Il y a vingt ans jour pour jour, le 28 juillet 1999, Le Projet Blair Witch, de Daniel Myrick et Eduardo Sánchez sortait sur les écrans français. A l'époque, c'est un petit événement, car le film, tourné en found footage - comme un faux documentaire -, bénéficie d'une campagne de marketing virale à grande échelle qui le présente comme un véritable documentaire.
Le synopsis annonce la couleur : "En octobre 1994, trois jeunes cinéastes, Heather Donahue, Joshua Leonard et Michael Williams, disparaissent en randonnée dans la foret de Black Hills au cours d'un reportage sur la sorcellerie. Un an plus tard, on a retrouvé le film de leur enquête. Le Projet Blair Witch suit l'itinéraire éprouvant des trois cinéastes a travers la foret de Black Hills et rend compte des événements terrifiants qui s'y sont deroulés. A ce jour, les trois cinéastes sont toujours portés disparus."

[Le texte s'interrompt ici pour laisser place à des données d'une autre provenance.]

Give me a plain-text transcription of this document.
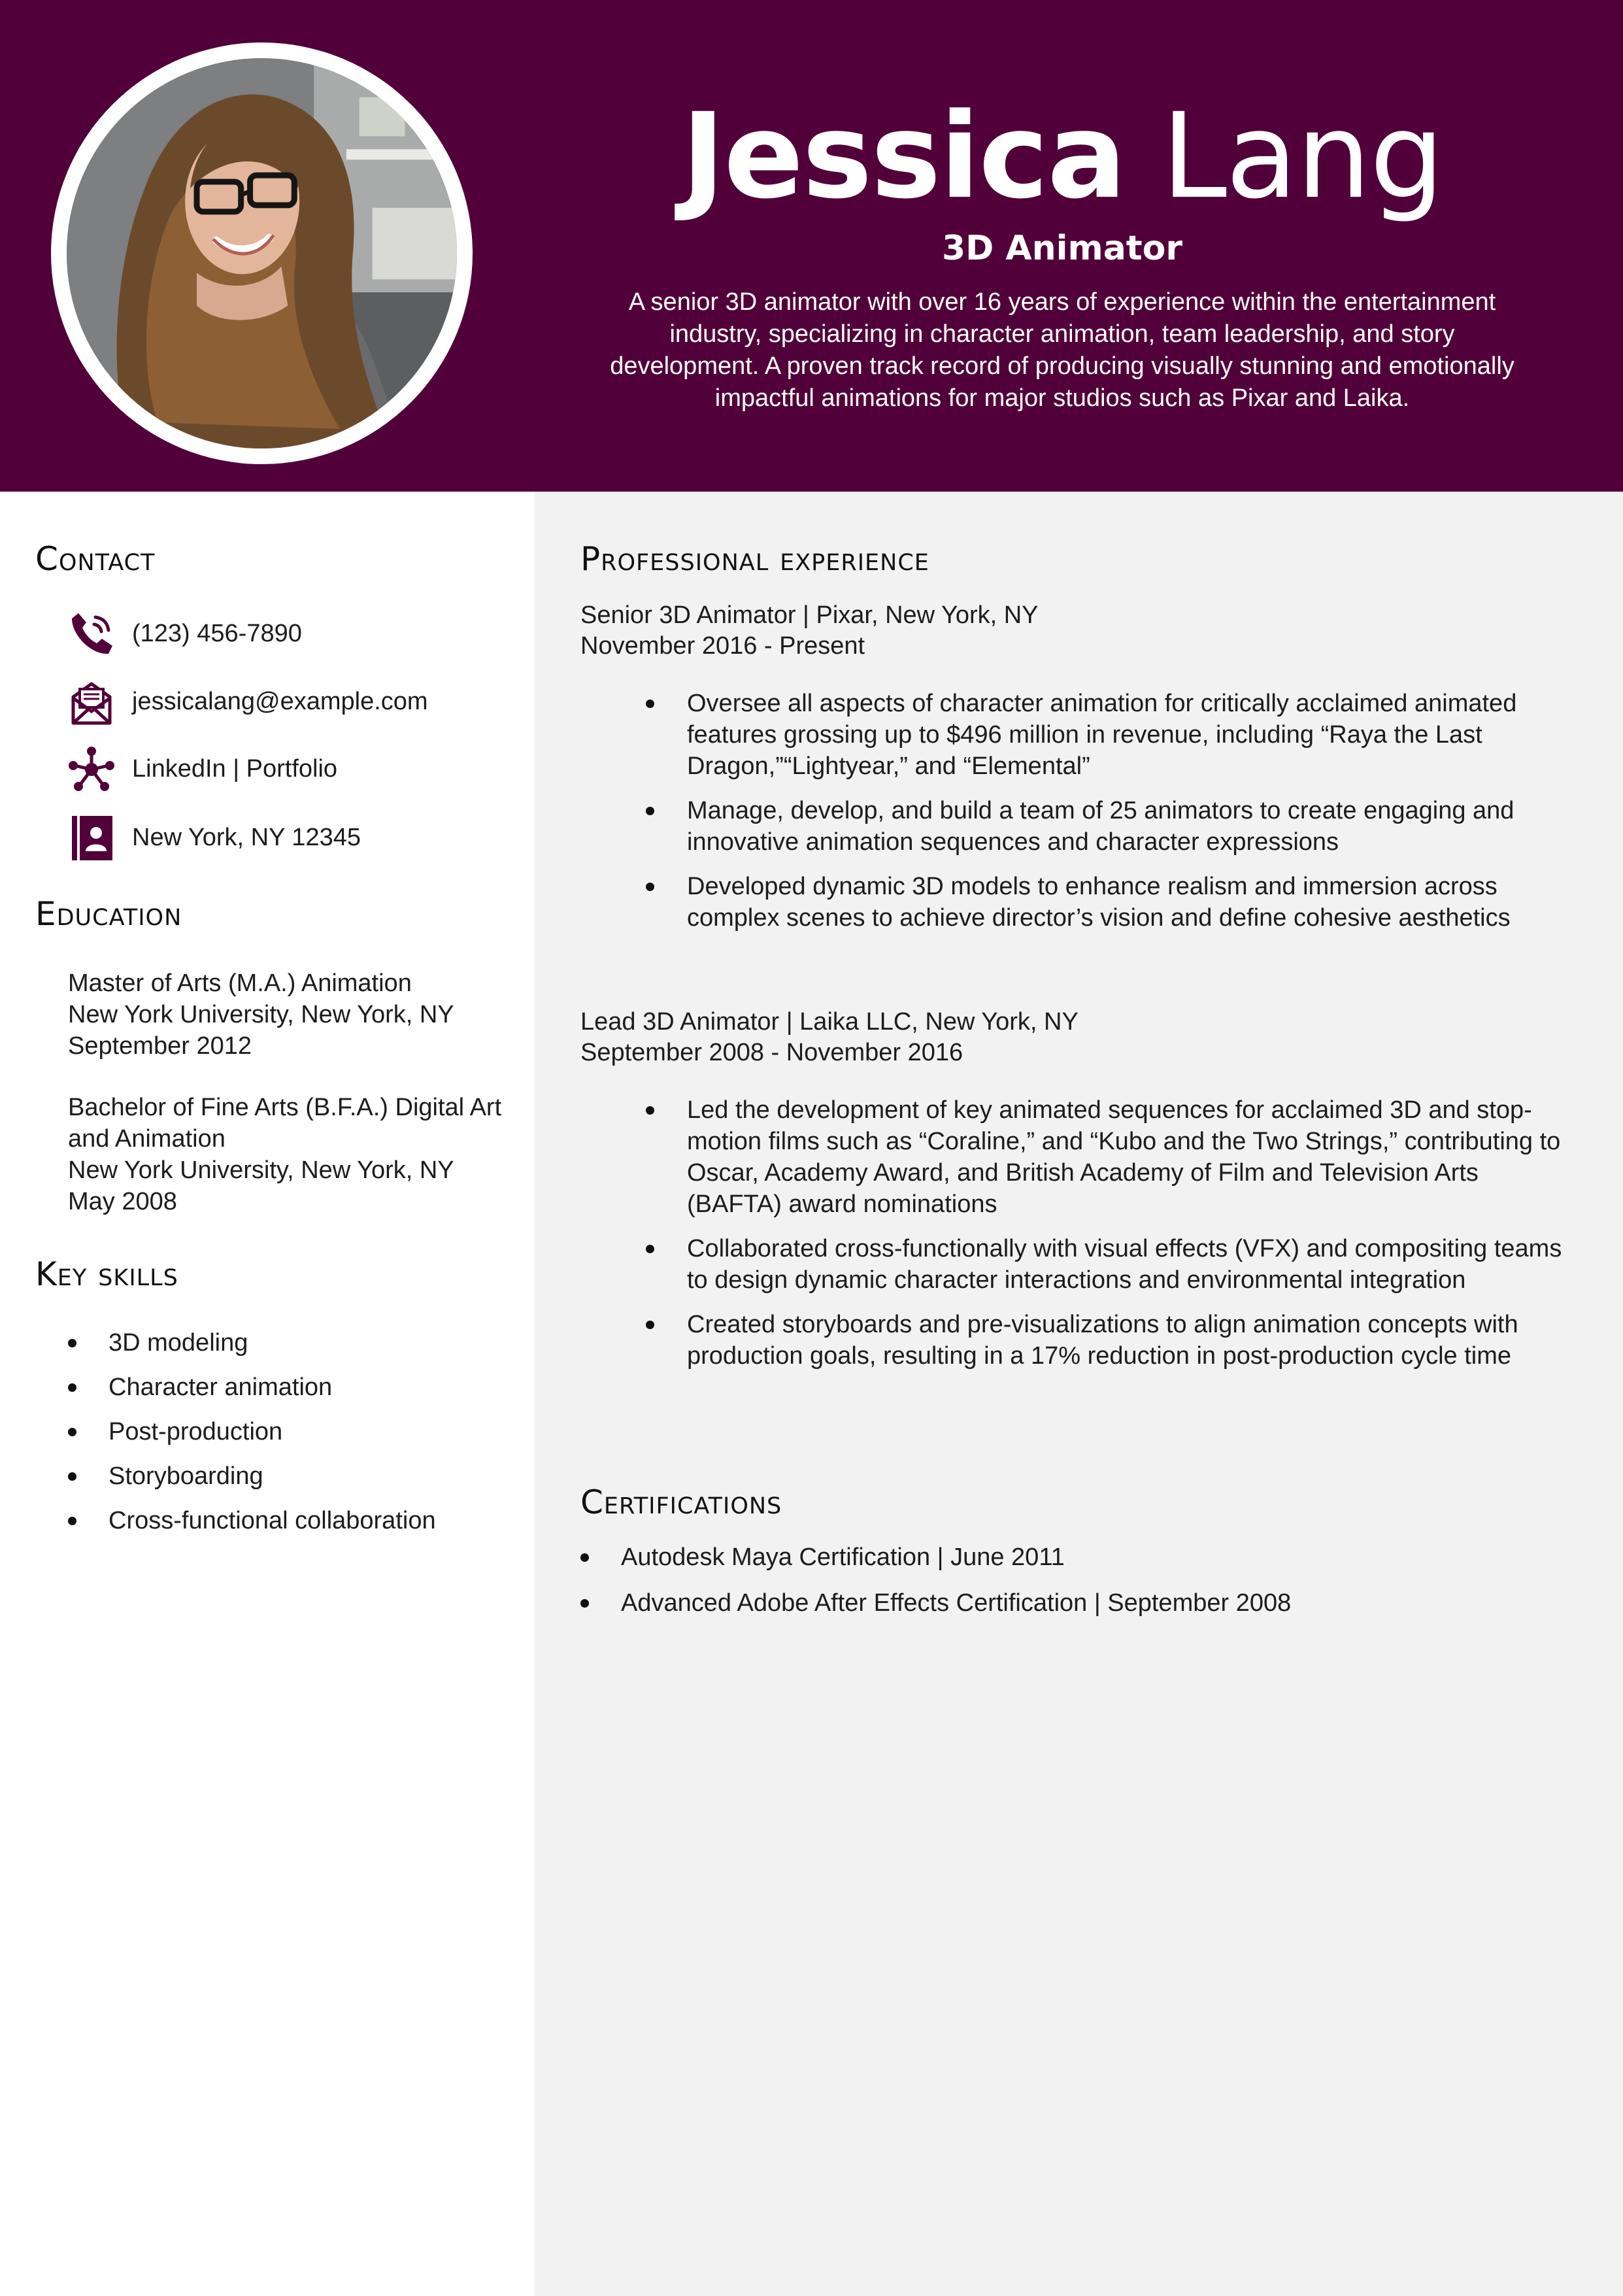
Jessica Lang
3D Animator
A senior 3D animator with over 16 years of experience within the entertainment industry, specializing in character animation, team leadership, and story development. A proven track record of producing visually stunning and emotionally impactful animations for major studios such as Pixar and Laika.
Contact
(123) 456-7890
jessicalang@example.com
LinkedIn | Portfolio
New York, NY 12345
Education
Master of Arts (M.A.) Animation
New York University, New York, NY
September 2012
Bachelor of Fine Arts (B.F.A.) Digital Art and Animation
New York University, New York, NY
May 2008
Key skills
3D modeling
Character animation
Post-production
Storyboarding
Cross-functional collaboration
Professional experience
Senior 3D Animator | Pixar, New York, NY
November 2016 - Present
Oversee all aspects of character animation for critically acclaimed animated features grossing up to $496 million in revenue, including “Raya the Last Dragon,”“Lightyear,” and “Elemental”
Manage, develop, and build a team of 25 animators to create engaging and innovative animation sequences and character expressions
Developed dynamic 3D models to enhance realism and immersion across complex scenes to achieve director’s vision and define cohesive aesthetics
Lead 3D Animator | Laika LLC, New York, NY
September 2008 - November 2016
Led the development of key animated sequences for acclaimed 3D and stop-motion films such as “Coraline,” and “Kubo and the Two Strings,” contributing to Oscar, Academy Award, and British Academy of Film and Television Arts (BAFTA) award nominations
Collaborated cross-functionally with visual effects (VFX) and compositing teams to design dynamic character interactions and environmental integration
Created storyboards and pre-visualizations to align animation concepts with production goals, resulting in a 17% reduction in post-production cycle time
Certifications
Autodesk Maya Certification | June 2011
Advanced Adobe After Effects Certification | September 2008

De son côté, la production a créé un site Internet qui atteste des différentes étapes de préparation du documentaire, présente des rapports détaillés sur les recherches des trois étudiants et des images des réactions de leurs familles et des experts. Les trois acteurs ont été priés de s'abstenir de comparaître en public et ce n'est qu'à la première du film que le public apprend que tout cela n'était qu'un plan de com'. La mayonnaise prend, ainsi que le bouche à oreille et Le Projet Blair Witch rencontre un énorme succès.
Tourné en huit jours seulement, il rapporte près de 249 millions de dollars à l'international alors qu'il n'en a coûté que 60 000 et devient ainsi le film le plus rentable de l'Histoire (titre qu'il conservera jusqu'en 2009, dix ans plus tard, lorsqu'il sera détrôné par Paranormal Activity et ses 193 millions de dollars de recettes dans le monde pour 15 000 dollars de budget).
Un succès mérité ?
Les critiques et le public sont alors très enthousiastes. Pour les journaux de l'époque, le pari est réussi, car le film "fait très peur". Il a le mérite (ou pas) de lancer la mode du found footage, déjà expérimenté à partir des années 1960-1970 et exploité efficacement par Ruggero Deodato dans Cannibal Holocaust en 1980. Toutefois, vingt ans après et après épuisement du found footage sous toutes les formes possible et imaginables, la formule ne convainc plus qu'à moitié.
Certes, on a vu pire depuis (le remake de Blair Witch de 2016 fait encore moins peur que Paranormal Activity), mais on a aussi fait beaucoup mieux (l'excellent The Visit de M. Night Shyamalan en tête, talonné par le très bon Dernier exorcisme, par exemple). Non seulement Blair Witch n'a plus grand chose de terrifiant, mais ses qualités cinématographiques sont également proportionnelles à son budget : proches de zéro.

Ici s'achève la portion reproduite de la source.